Modular workspace architecture
70+ crates with narrow responsibilities make the codebase auditable and
testable. The strict clippy lint policy (no unwrap_used,
no expect_used, no needless_borrow) signals
engineering discipline.
MCP bidirectional
Codex is both an MCP client and an MCP server. This means it can consume external tools and also be consumed as a tool by other agents. Few agents in this study offer this symmetry.
IDE and desktop presence
Codex runs in VS Code, Cursor, and Windsurf via an app server protocol,
and offers a desktop app via codex app. It bridges the gap
between terminal power users and developer tooling ecosystems.
Weaknesses
OpenAI-centric by design
While local providers (Ollama, LM Studio) are supported, the core wire
protocol is the OpenAI Responses API. The WireApi enum
currently has a single variant (Responses), and the legacy
Chat Completions API was explicitly removed.
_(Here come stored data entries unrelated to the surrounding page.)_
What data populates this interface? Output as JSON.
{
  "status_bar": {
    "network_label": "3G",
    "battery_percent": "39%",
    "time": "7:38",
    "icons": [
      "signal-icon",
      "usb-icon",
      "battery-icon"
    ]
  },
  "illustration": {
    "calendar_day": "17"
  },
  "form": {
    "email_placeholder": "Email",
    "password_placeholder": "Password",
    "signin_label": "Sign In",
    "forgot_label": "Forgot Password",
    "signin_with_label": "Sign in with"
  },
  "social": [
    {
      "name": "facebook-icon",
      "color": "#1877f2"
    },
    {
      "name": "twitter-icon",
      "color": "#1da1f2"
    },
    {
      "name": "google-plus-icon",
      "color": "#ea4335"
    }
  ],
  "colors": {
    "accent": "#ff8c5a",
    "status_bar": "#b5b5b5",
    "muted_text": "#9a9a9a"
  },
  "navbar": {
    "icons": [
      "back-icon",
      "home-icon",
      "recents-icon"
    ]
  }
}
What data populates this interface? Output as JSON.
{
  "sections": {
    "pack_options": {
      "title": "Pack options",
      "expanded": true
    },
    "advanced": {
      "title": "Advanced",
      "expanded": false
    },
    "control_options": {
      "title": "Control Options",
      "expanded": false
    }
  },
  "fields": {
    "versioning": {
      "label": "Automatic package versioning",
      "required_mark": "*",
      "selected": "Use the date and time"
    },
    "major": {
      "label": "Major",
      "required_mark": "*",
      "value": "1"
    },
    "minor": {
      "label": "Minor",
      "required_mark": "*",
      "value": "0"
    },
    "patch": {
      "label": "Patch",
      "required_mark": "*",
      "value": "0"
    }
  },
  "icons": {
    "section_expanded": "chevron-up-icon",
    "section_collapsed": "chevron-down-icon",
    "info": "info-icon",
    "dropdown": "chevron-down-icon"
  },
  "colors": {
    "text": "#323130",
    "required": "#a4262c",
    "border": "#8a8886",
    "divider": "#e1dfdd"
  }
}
This is less flexible than
agents like Mux or Qwen Code that abstract across many API shapes.
Complexity surface area
With 3,800+ files and 70+ crates, Codex is one of the larger repos in
this study. The modular architecture helps, but the learning curve for
contributors is steep — particularly for understanding the interplay
between core, tools, execpolicy,
and sandboxing.
No built-in learning loop
Unlike Hermes, Codex does not learn from prior sessions or refine its own procedures over time. Its skills system is static (bundled at compile time) rather than adaptive. Memory, if any, is limited to the SQLite session history without automated skill extraction.
Rust-only contribution barrier
The entire runtime is Rust. While this ensures performance and safety, it limits the pool of potential contributors compared to TypeScript or Python agents where the barrier to entry is lower.
Where Codex fits in the landscape
Codex occupies a space between Claude Code and Crush: like Claude Code, it is a deeply integrated product with its own runtime, tool catalog, permission system, and TUI; like Crush, it is a native binary (Rust, not Go) with a strong emphasis on correctness, sandboxing, and cross-platform distribution. But Codex stands apart in its bidirectional MCP support, its multi-agent job execution framework, and its IDE extension ecosystem.
If Claude Code is the most Anthropic-native agent, Codex is the most OpenAI-native one. But unlike Claude Code's tight coupling to Anthropic's ecosystem, Codex at least attempts provider extensibility — even if the wire protocol remains Responses API-shaped.